Untuk itu perlu didefinisikan pendekatan kajian pariwisata secara lebih khusus. Salah satu yang paling mudah adalah pendekatan sistem (McIntosh, Goeldner, dan Ritchie, 1995). 

Pendekatan ini menekankan bahwa baik pergerakan wisatawan, aktivitas masyarakat yang memfasilitasinya maupun implikasi dari kedua-duanya terhadap kehidupan masyarakat secara luas, merupakan satu-kesatuan yang saling berhubungan atau pengaruh-mempengaruhi. 

Setiap pergerakan wisatawan selalu diikuti dengan penyediaan fasilitas wisata dan interaksi keduanya akan menimbulkan konsekuensi-konsekuensi logis di bidang ekonomi, sosial, budaya, ekologi, bahkan politik sekalipun. 

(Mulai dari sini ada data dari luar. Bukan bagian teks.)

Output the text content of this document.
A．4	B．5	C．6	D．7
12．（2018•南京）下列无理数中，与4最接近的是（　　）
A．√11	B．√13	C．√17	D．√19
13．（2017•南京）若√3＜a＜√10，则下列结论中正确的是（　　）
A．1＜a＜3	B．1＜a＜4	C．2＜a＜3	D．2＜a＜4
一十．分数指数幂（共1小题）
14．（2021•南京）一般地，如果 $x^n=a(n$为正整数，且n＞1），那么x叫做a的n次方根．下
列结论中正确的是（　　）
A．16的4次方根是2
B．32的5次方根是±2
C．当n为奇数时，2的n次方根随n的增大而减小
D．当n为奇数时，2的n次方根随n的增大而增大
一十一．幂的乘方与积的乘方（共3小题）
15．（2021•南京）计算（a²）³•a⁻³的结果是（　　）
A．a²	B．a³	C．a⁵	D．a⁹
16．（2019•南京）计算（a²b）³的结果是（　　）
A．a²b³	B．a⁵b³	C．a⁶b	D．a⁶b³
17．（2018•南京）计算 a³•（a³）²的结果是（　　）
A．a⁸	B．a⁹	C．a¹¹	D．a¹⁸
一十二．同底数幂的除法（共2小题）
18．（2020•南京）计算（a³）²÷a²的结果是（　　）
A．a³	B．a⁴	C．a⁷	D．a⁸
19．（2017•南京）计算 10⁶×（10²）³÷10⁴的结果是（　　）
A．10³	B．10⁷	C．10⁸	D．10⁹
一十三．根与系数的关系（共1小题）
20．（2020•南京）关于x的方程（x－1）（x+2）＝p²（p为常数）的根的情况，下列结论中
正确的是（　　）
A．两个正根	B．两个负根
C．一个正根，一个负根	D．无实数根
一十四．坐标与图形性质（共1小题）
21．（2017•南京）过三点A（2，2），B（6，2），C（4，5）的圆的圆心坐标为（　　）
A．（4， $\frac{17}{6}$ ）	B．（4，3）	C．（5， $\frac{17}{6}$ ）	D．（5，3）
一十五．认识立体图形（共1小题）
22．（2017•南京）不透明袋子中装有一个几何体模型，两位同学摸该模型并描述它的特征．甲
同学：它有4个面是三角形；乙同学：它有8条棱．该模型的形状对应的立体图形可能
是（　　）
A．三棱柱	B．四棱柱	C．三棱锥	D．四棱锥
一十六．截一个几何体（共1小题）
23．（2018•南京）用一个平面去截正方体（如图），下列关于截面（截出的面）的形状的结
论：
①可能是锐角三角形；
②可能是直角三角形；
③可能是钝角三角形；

Pendekatan berikutnya adalah pendekatan kelembagaan. Pendekatan ini melihat pariwisata sebagai suatu hasil kerjasama berbagai aktor (stakeholder) secara melembaga (McIntosh, Goeldner, dan Ritchie, 1995). 

Setiap perjalanan wisata melibatkan wisatawan, penyedia jasa transportasi, penyedia jasa akomodasi, jasa atraksi dan sebagainya. 

Antara satu dengan yang lain memiliki hubungan fungsional dan berdasarkan hubungan itulah kegiatan perjalanan wisata dapat berlangsung. Sebagai suatu komoditas jasa, pariwisata juga dapat dipahami dengan menggunakan pendekatan produk. 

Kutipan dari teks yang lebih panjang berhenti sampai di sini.